Businesses have grown, some imploded, from our unique yen to share our thoughts, mostly constructive, some pernicious. Engagement, relationship building and Feedback are the name of the game.
In Hospitality we have successful forums which share our insights with the world. If you liked your dinner, let Yelp and we8there know. If your stay with a hotel or lodging was mixed, alert Expedia or Trip Advisor. Operators also want you to deal with them directly with your feedback, so they can learn from your experience, and, through actionable insight, respond to complaints and concerns. But, the Guest can always bypass this outreach and go viral themselves with Facebook and Twitter. So many choices to be heard and seen in an industry which badly wants our business and loyalty.

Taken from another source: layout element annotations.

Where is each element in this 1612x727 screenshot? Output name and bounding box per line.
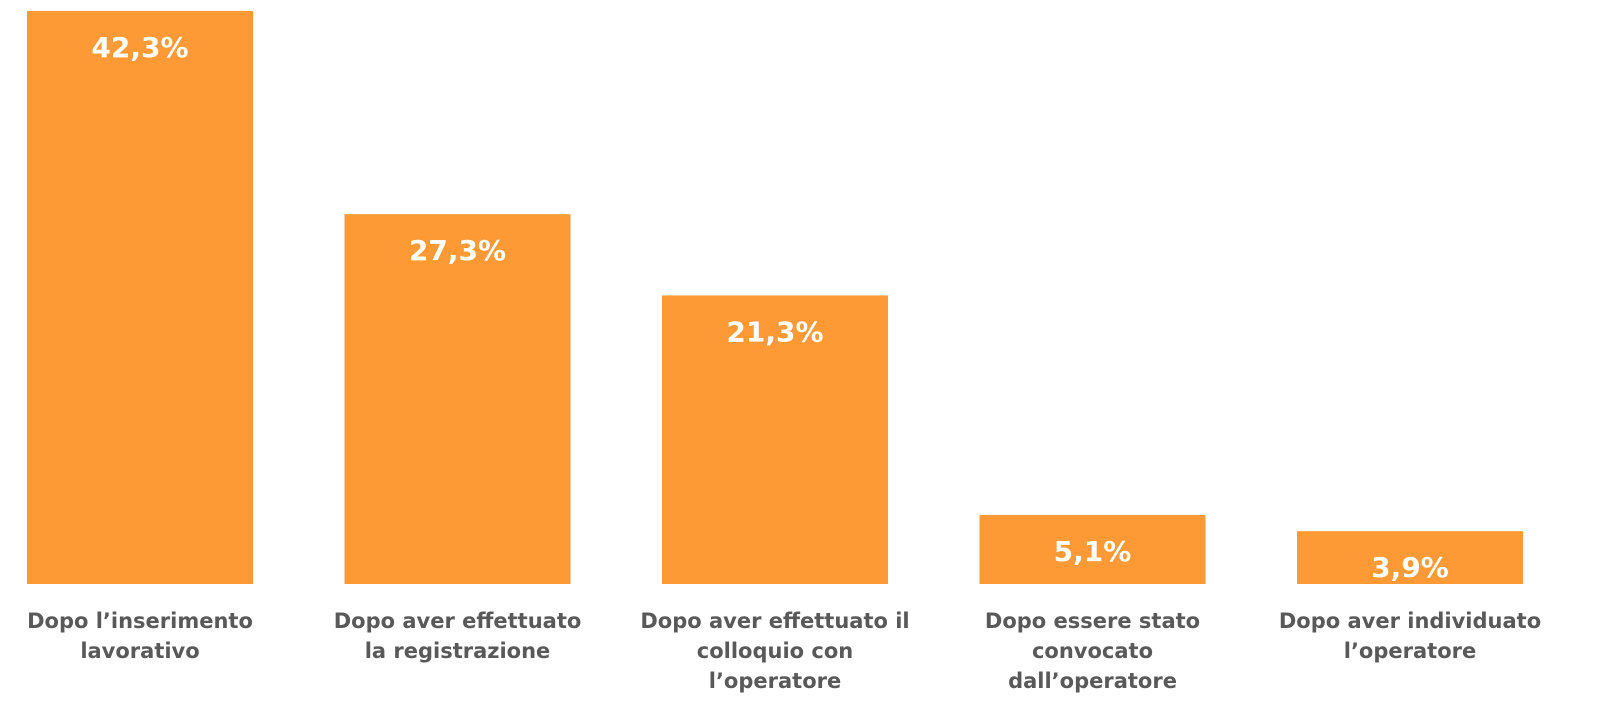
x-tick-label: Dopo aver effettuato la registrazione [333, 609, 582, 663]
value-label: 27,3% [409, 234, 506, 267]
x-tick-label: Dopo essere stato convocato dall’operato… [984, 609, 1201, 693]
value-label: 21,3% [726, 315, 823, 348]
bar [1297, 531, 1523, 584]
value-label: 5,1% [1054, 535, 1132, 568]
bar [662, 295, 888, 584]
x-tick-label: Dopo l’inserimento lavorativo [27, 609, 253, 663]
bar [27, 11, 253, 584]
bar [979, 514, 1206, 584]
bar [344, 214, 571, 585]
value-label: 3,9% [1371, 551, 1449, 584]
x-tick-label: Dopo aver individuato l’operatore [1278, 609, 1542, 663]
value-label: 42,3% [91, 31, 188, 64]
x-tick-label: Dopo aver effettuato il colloquio con l’… [640, 609, 910, 693]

As a Consumer making a decision on a Hotel Destination, we would read with relish the reviews of earlier Guests, which appeared on all those platforms. What we read would influence our decision to “book” or not. These reviews were powerful stuff, no longer just AAA recommended (that is old history, another century).
The smart Consumer would try to read between the lines, look for a trend through the commentary, evaluate the weight of the posted responses – and, then make a decision. There was always a concern that some of the reviews may have been “planted”, and, indeed, some had, for it is a very competitive lodging landscape out there. So, the Consumer learned to “filter” their view, relying more on a consensus rather than the specific, although still swayed by horror stories.

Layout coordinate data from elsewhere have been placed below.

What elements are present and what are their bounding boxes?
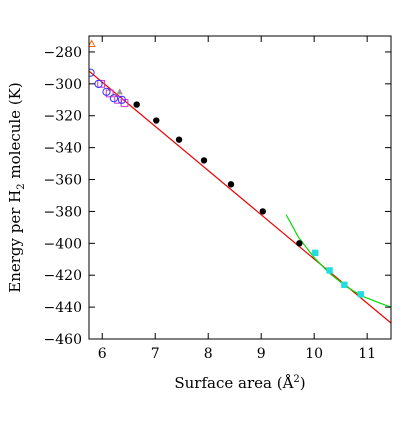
x-axis-title: Surface area (Å2): [174, 374, 305, 392]
y-tick-label: −360: [44, 173, 82, 189]
data-point-filled-circle: [227, 181, 235, 188]
x-tick-label: 7: [151, 346, 160, 362]
y-tick-label: −400: [44, 236, 82, 252]
x-tick-label: 6: [98, 346, 107, 362]
y-axis-title-subscript: 2: [16, 183, 27, 189]
data-point-filled-circle: [200, 157, 208, 164]
x-tick-label: 8: [204, 346, 213, 362]
data-point-filled-circle: [133, 101, 140, 108]
data-point-filled-circle: [259, 208, 266, 215]
data-point-filled-square: [357, 291, 364, 298]
tick-layer: 6 7 8 9 10 11 −280 −300 −320 −340 −360 −380 −400 −420…: [44, 36, 391, 362]
data-point-open-circle: [117, 95, 126, 104]
y-tick-label: −300: [44, 77, 82, 93]
data-layer: [89, 39, 391, 324]
x-axis-title-exponent: 2: [293, 374, 299, 385]
x-axis-title-main: Surface area (: [174, 374, 282, 392]
fit-line-curve: [285, 214, 391, 308]
data-point-filled-square: [326, 267, 333, 274]
x-axis-title-close: ): [300, 374, 306, 392]
data-point-open-circle: [89, 68, 95, 77]
data-point-filled-circle: [153, 117, 160, 124]
y-axis-title: Energy per H2 molecule (K): [6, 82, 27, 293]
y-axis-title-main: Energy per H: [6, 190, 24, 293]
data-point-open-circle: [94, 79, 103, 88]
x-tick-label: 9: [257, 346, 266, 362]
data-point-filled-triangle: [116, 88, 123, 95]
x-tick-label: 10: [305, 346, 323, 362]
data-point-open-triangle: [89, 39, 96, 47]
fit-line-straight: [89, 70, 391, 324]
data-point-open-circle: [109, 94, 119, 103]
y-tick-label: −280: [44, 45, 82, 61]
data-point-filled-square: [341, 281, 348, 288]
data-point-filled-circle: [296, 240, 303, 247]
data-point-filled-square: [312, 249, 319, 257]
y-tick-label: −420: [44, 268, 82, 284]
y-axis-title-rest: molecule (K): [6, 82, 24, 183]
data-point-open-circle: [102, 87, 111, 96]
x-tick-label: 11: [358, 346, 376, 362]
x-axis-title-unit: Å: [282, 374, 294, 392]
data-point-open-square: [97, 79, 106, 88]
plot-frame: [88, 35, 392, 340]
y-tick-label: −440: [44, 300, 82, 316]
data-point-filled-circle: [175, 136, 183, 143]
y-tick-label: −380: [44, 204, 82, 220]
y-tick-label: −340: [44, 141, 82, 157]
y-tick-label: −460: [44, 332, 82, 348]
y-tick-label: −320: [44, 109, 82, 125]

Now, we have a new permutation – major Brands offering legitimate Guest Reviews on their own or an associated Brand web site. Just like the battle with the OTA’s, they want to “bring it home”.

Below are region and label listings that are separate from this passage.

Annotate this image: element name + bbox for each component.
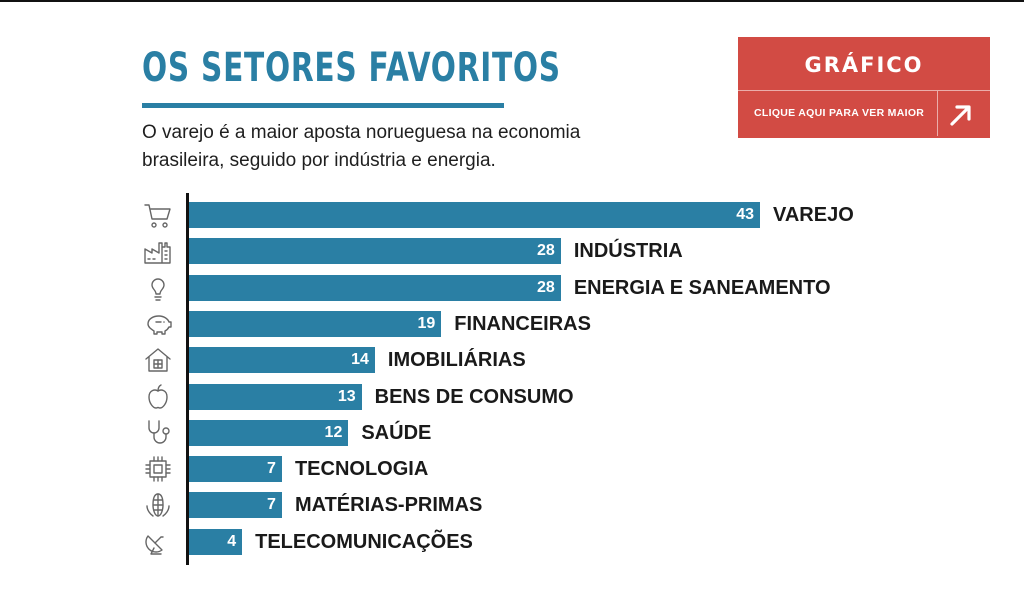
- page-title: OS SETORES FAVORITOS: [142, 45, 561, 91]
- category-label: INDÚSTRIA: [573, 240, 683, 263]
- chart-subtitle: O varejo é a maior aposta norueguesa na …: [142, 122, 581, 171]
- bar-1: [189, 238, 561, 265]
- bar-9: [189, 528, 243, 555]
- bar-4: [189, 347, 375, 374]
- bar-value-label: 12: [324, 423, 343, 441]
- category-label: VAREJO: [773, 204, 854, 226]
- bar-2: [189, 274, 561, 301]
- bar-value-label: 28: [537, 242, 555, 260]
- bar-6: [189, 419, 349, 446]
- bar-value-label: 13: [337, 387, 356, 405]
- arrow-up-right-icon[interactable]: [945, 99, 977, 131]
- category-label: TELECOMUNICAÇÕES: [255, 530, 473, 553]
- cta-divider: [738, 90, 990, 91]
- corn-icon: [142, 489, 174, 521]
- category-label: ENERGIA E SANEAMENTO: [573, 276, 831, 299]
- bar-value-label: 7: [267, 496, 276, 514]
- bar-value-label: 4: [227, 532, 237, 550]
- bar-value-label: 7: [267, 460, 276, 478]
- title-underline: [142, 103, 504, 108]
- bar-7: [189, 456, 282, 483]
- bar-3: [189, 310, 442, 337]
- bar-value-label: 28: [537, 278, 555, 296]
- lightbulb-icon: [142, 272, 174, 304]
- apple-icon: [142, 381, 174, 413]
- shopping-cart-icon: [142, 199, 174, 231]
- category-label: TECNOLOGIA: [294, 458, 429, 481]
- category-label: BENS DE CONSUMO: [374, 385, 574, 408]
- category-label: SAÚDE: [361, 421, 432, 444]
- bar-0: [189, 202, 760, 228]
- category-label: MATÉRIAS-PRIMAS: [294, 494, 483, 517]
- y-axis-line: [186, 193, 189, 565]
- cta-separator: [937, 91, 938, 136]
- view-larger-chart-button[interactable]: GRÁFICO CLIQUE AQUI PARA VER MAIOR: [738, 37, 990, 138]
- category-label: FINANCEIRAS: [454, 312, 591, 335]
- piggy-bank-icon: [142, 308, 174, 340]
- chip-icon: [142, 453, 174, 485]
- cta-title: GRÁFICO: [804, 53, 924, 77]
- category-label: IMOBILIÁRIAS: [387, 349, 526, 372]
- bar-value-label: 43: [736, 206, 754, 223]
- stethoscope-icon: [142, 417, 174, 449]
- satellite-dish-icon: [142, 526, 174, 558]
- house-icon: [142, 344, 174, 376]
- cta-link-text[interactable]: CLIQUE AQUI PARA VER MAIOR: [754, 107, 925, 119]
- bar-value-label: 14: [351, 351, 369, 369]
- bar-value-label: 19: [417, 314, 436, 332]
- factory-icon: [142, 235, 174, 267]
- bar-5: [189, 383, 362, 410]
- bar-8: [189, 492, 282, 519]
- top-border: [0, 0, 1024, 2]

Barbara De Lollis of USA Today and the Travel section has done a nice job of bringing this latest dimension to the fore. She reported in late October, 2011 that Starwood Hotels had taken the initiative. On Monday, November 7 Marriott followed suit.
Confident in their hotels, no matter the Guest Review outcomes, Hotel Executive Chris Holdren, noted “Starwood hopes that by giving customers the chance to write reviews, they'll be more engaged with the company and more likely to book repeat stays.” The company has established Rating Ranges and categories. They are starting this new approach with their most loyal customers, members in their SPG Program, believing that “…those who know their hotels best - will submit reviews most often.” Plus, any Review will be validated by that Guest’s stay at the hotel, as well as edited for profanity. But ultimately, once a review has been vetted and confirmed, Starwood will publish it - no matter whether good, bad or ugly, he says.
Marriott is taking a similar approach, working with their Marriott Rewards members. “Marriott will confirm whether a review writer actually stayed in the hotel before publishing the review, eliminating skepticism that a bad review might come from someone looking to undermine a hotel's reputation for whatever reason.” According to SVP, Ed French, “We want people to be more engaged," he says. "And this is what people want to do." Bottom line, he opines, is that allowing people to air their opinions will help create a more active fan base - something that hotels consider valuable in today's increasingly social-media-driven world.
I think this is a very good step by both Brands – engaging their Guest and dealing with an audience which knows the respective Brand portfolio. I also like the bold attitude, regarding any shortcomings, which also will be reported. These Programs will create a great deal of meaningful data, which will need to be managed and integrated, and certainly actionable Feedback, which can be addressed quickly. Overall, this is a good move to further enhance the Guest Experience. A return to the fold!